Umma, give him a break,” I tell her after he’s gone. I’m pissed at him and I’m pissed for him. My parents have been relentless with the criticism. I can only imagine how ass it is for him working at the store all day with my dad. I bet my dad berates him in between smiling at customers and answering questions about extensions and tea tree oils and treating chemically damaged hair. (My parents own a beauty supply shop that sells black hair care products. It’s called Black Hair Care.)

She opens the steamer basket to check on the mandu. The steam fogs up her glasses. When I was a little kid that used to make me laugh, and she would ham it up by letting them get as steamy as possible and then pretending she couldn’t see me. Now she just pulls them from her face and wipes them with a dishcloth.

“What happen to your brother? Why he fail? He never fail.”

Without her glasses she looks younger, prettier. Is it weird to think your mom is pretty? Probably. I’m sure that thought never occurs to Charlie. All his girlfriends (all six of them) have been very cute, slightly chubby white girls with blond hair and blue eyes.

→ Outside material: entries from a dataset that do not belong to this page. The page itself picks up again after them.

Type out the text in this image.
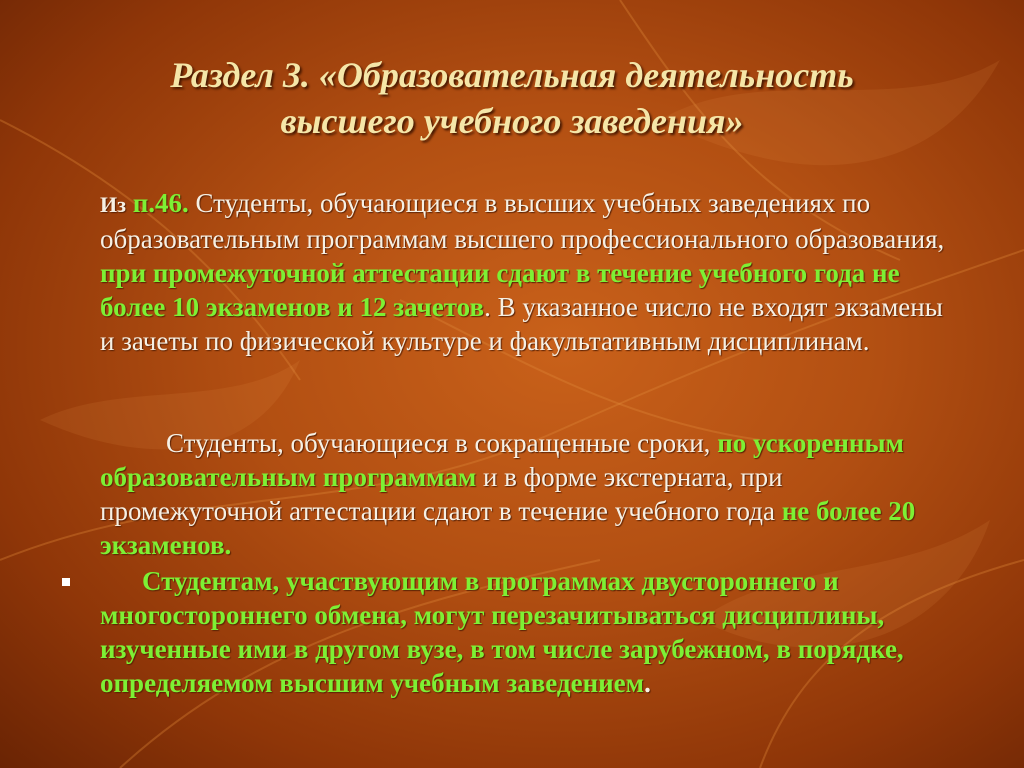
Раздел 3. «Образовательная деятельность
высшего учебного заведения»
Из п.46. Студенты, обучающиеся в высших учебных заведениях по образовательным программам высшего профессионального образования, при промежуточной аттестации сдают в течение учебного года не более 10 экзаменов и 12 зачетов. В указанное число не входят экзамены и зачеты по физической культуре и факультативным дисциплинам.
Студенты, обучающиеся в сокращенные сроки, по ускоренным образовательным программам и в форме экстерната, при промежуточной аттестации сдают в течение учебного года не более 20 экзаменов.
Студентам, участвующим в программах двустороннего и многостороннего обмена, могут перезачитываться дисциплины, изученные ими в другом вузе, в том числе зарубежном, в порядке, определяемом высшим учебным заведением.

No, I’m lying. There was one girl, Agatha. She was his last high school girlfriend before college.

She had green eyes.

Mom puts her glasses back on and waits, like I’m going to have an answer for her. She hates not knowing what happens next. Uncertainty is her enemy. I think it’s because she grew up poor in South Korea.

“He never fail. Something happen.”

And now I’m even more pissed. Maybe nothing happened to Charles. Maybe he failed out because he simply didn’t like his classes. Maybe he doesn’t want to be a doctor. Maybe he doesn’t know what he wants. Maybe he just changed.

But we’re not allowed to change in my household. We’re on a track to be doctors, and there’s no getting off.

“You boys have it too easy here. America make you soft.” If I had a brain cell for every time I heard this, I’d be a goddamn genius.

“We were born here, Mom. We were always soft.”

She scoffs. “What about interview? You ready?” She looks me over and finds me lacking. “You cut hair before interview.” For months she’s been after me to get rid of my short ponytail. I make a noise that could be either agreement or disagreement. She puts a plate of mandu in front of me and I eat it in silence.